GRANGEVILLE – A proposal for a multi-use biking and pedestrian path west of town will not receive official support from the City of Grangeville.
Despite this, path proponents continue to move forward on the project that – if all comes to pass – could see completion within two years.
At its Aug. 5 meeting, the council continued its discussion on the proposal, sponsored by the Grangeville Highway District, that would develop a 1.8-mile asphalt-paved loop, from Grangeville High School, along Fish Hatchery Road and east along U.S. Highway 95. The project’s estimated cost is $500,000. On whether the city would write a support letter for the project, which the district could use in its grant funding applications, no motions were proposed as council consensus was not in favor.
“I’m not opposed to a bike path. I’m opposed to that location,” said councilor Beryl Grant, with councilor Pete Lane adding, “A proposed route that goes farther out is a little bit more suitable.”
Council comments were minimal, mostly regarding the district needed a better plan for the path, and that if other locations were not considered due to not having rights-of-way, “then maybe they need to get their ducks in a row and figure it out,” Grant said.

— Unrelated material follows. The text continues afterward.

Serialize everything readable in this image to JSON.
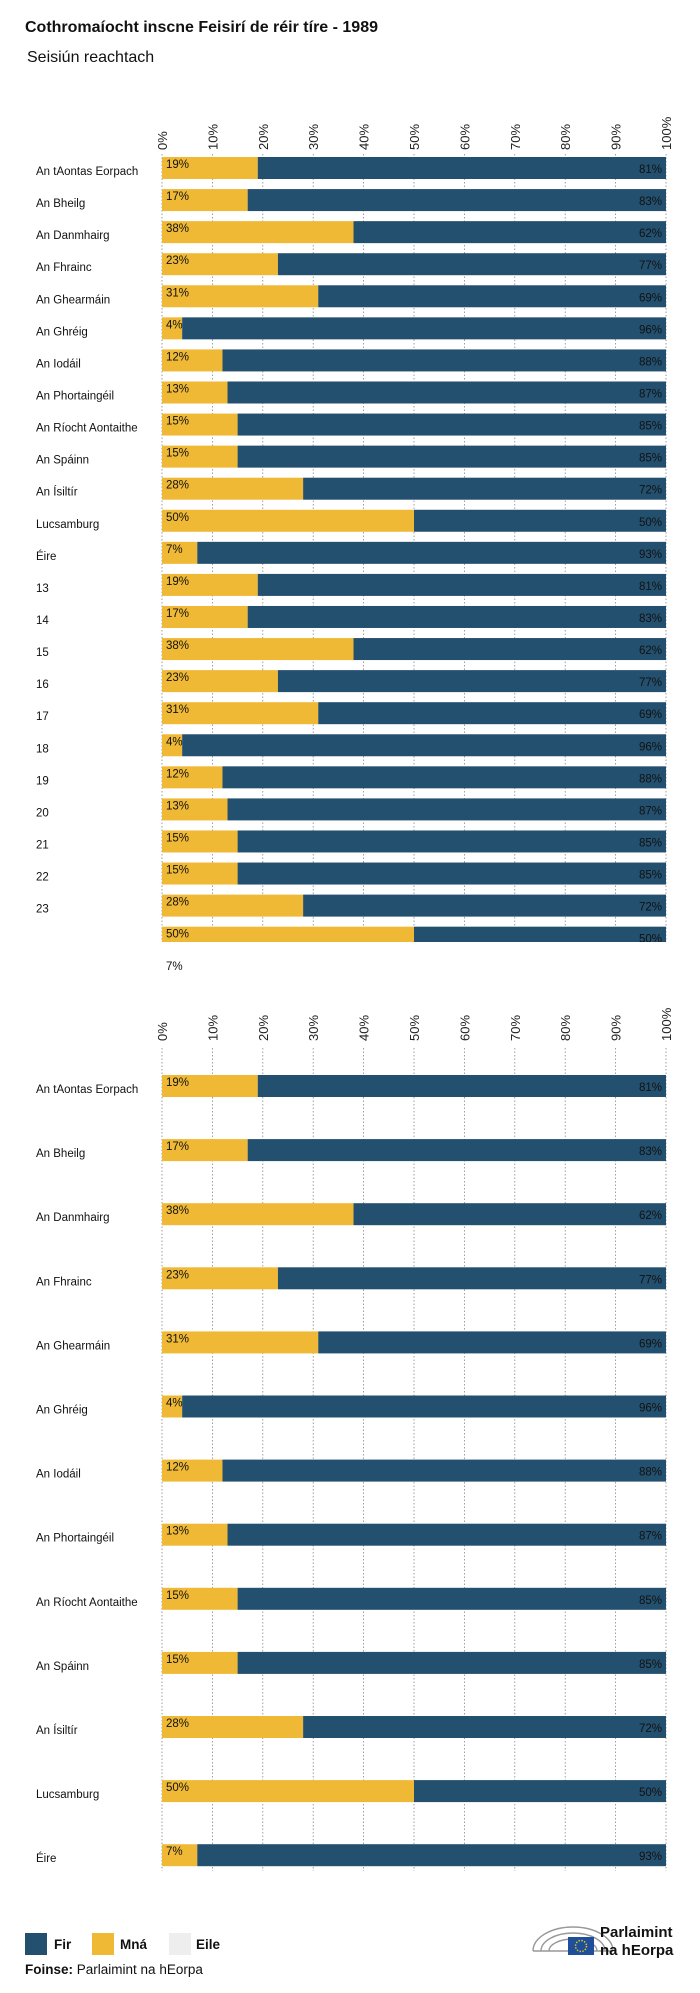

Project lead for the highway district, Daryl Mullinix, is taking the decision in stride, saying the project continues to go forward.
“The city elected not to support it, but they’re not opposed to it either,” he said.
“We have a lot of strong support on this,” Mullinix said. Already, 140-plus residents have signed a petition in favor of the project. Representatives from both Mt. View School District 244 and the Syringa Hospital Board have expressed the path as a positive project for their respective programs, and those involved in tourism support having a safe bike connection into town.
At this point, the district’s grant application will go in this September, according to Mullinix, with announcement on whether it is chosen no earlier than January. If funded, HM&H Engineers are tentative to begin the engineering and design work, with project construction forecasted in 2021.
“I think we’ve got a pretty good chance for a bike path,” Mullinix said, “and we’re keeping it going forward.”